Net electrophilicity as computational route for the choice of favorable ionic liquids in nanoparticle production

TL;DR

This paper introduces a computational method using net electrophilicity from DFT to predict which ionic liquids are most suitable for nanoparticle synthesis via electron irradiation, potentially reducing experimental efforts.

Contribution

It proposes a novel theoretical approach based on net electrophilicity to pre-screen ionic liquids for nanoparticle production, linking electronic properties to experimental outcomes.

Findings

Net electrophilicity correlates with IL's ability to support nanoparticle formation.

The method can predict suitable ILs, reducing experimental screening.

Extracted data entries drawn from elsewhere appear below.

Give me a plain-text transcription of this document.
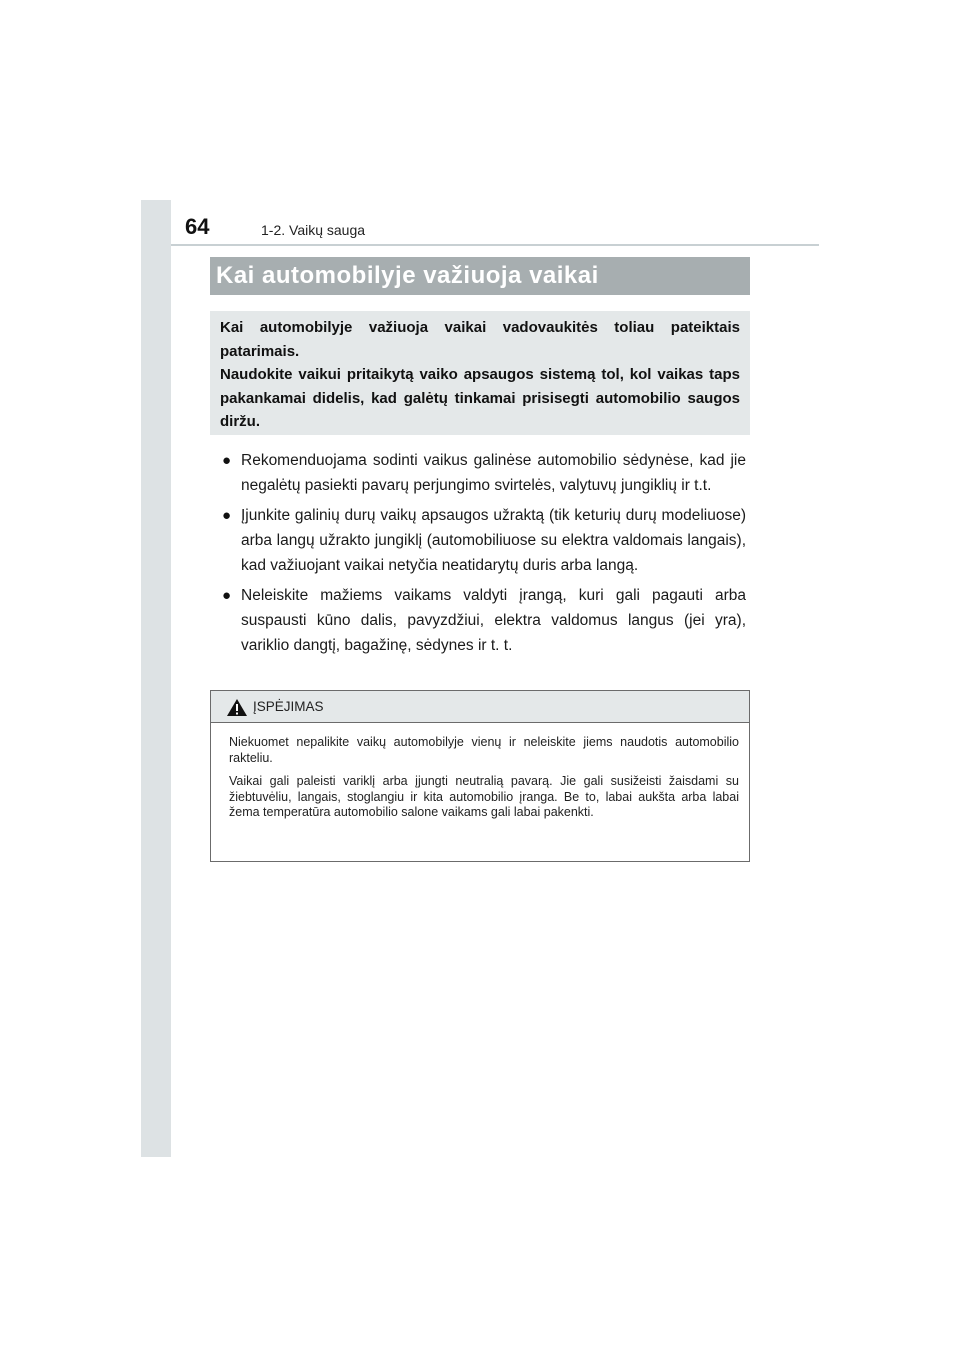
64	1-2. Vaikų sauga
Kai automobilyje važiuoja vaikai

Kai automobilyje važiuoja vaikai vadovaukitės toliau pateiktais patarimais.

Naudokite vaikui pritaikytą vaiko apsaugos sistemą tol, kol vaikas taps pakankamai didelis, kad galėtų tinkamai prisisegti automobilio saugos diržu.

● Rekomenduojama sodinti vaikus galinėse automobilio sėdynėse, kad jie negalėtų pasiekti pavarų perjungimo svirtelės, valytuvų jungiklių ir t.t.
● Įjunkite galinių durų vaikų apsaugos užraktą (tik keturių durų modeliuose) arba langų užrakto jungiklį (automobiliuose su elektra valdomais langais), kad važiuojant vaikai netyčia neatidarytų duris arba langą.
● Neleiskite mažiems vaikams valdyti įrangą, kuri gali pagauti arba suspausti kūno dalis, pavyzdžiui, elektra valdomus langus (jei yra), variklio dangtį, bagažinę, sėdynes ir t. t.
ĮSPĖJIMAS

Niekuomet nepalikite vaikų automobilyje vienų ir neleiskite jiems naudotis automobilio rakteliu.

Vaikai gali paleisti variklį arba įjungti neutralią pavarą. Jie gali susižeisti žaisdami su žiebtuvėliu, langais, stoglangiu ir kita automobilio įranga. Be to, labai aukšta arba labai žema temperatūra automobilio salone vaikams gali labai pakenkti.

The approach is extendable to other properties and ILs.

Abstract

In the last years, the potential of using ionic liquids (IL)s as an environment for nanoparticle (NP) synthesis has been demonstrated and in particular, triggering NP formation in ILs by electron irradiation has been reported as a very simple and clean route for NP production. Starting from the recent evidence for a correlation between an IL's capability to support NP production and the radiochemical instability of the IL's cation, we used conceptual Density Functional Theory (DFT) to provide a pre-screening of a set of different IL cations. The screened quantity is the net electrophilicity which we suggest as possible measure of this instability. Therefore, our work not only gives a measure for the likelihood of NP generation in different ILs, but it also provides a model which can further be extended and applied to obtain information about any other IL of interest. Moreover, our theoretical approach outlines a strategy which may reduce a lengthy experimental investigation for the identification of the most suitable IL for a particular reaction.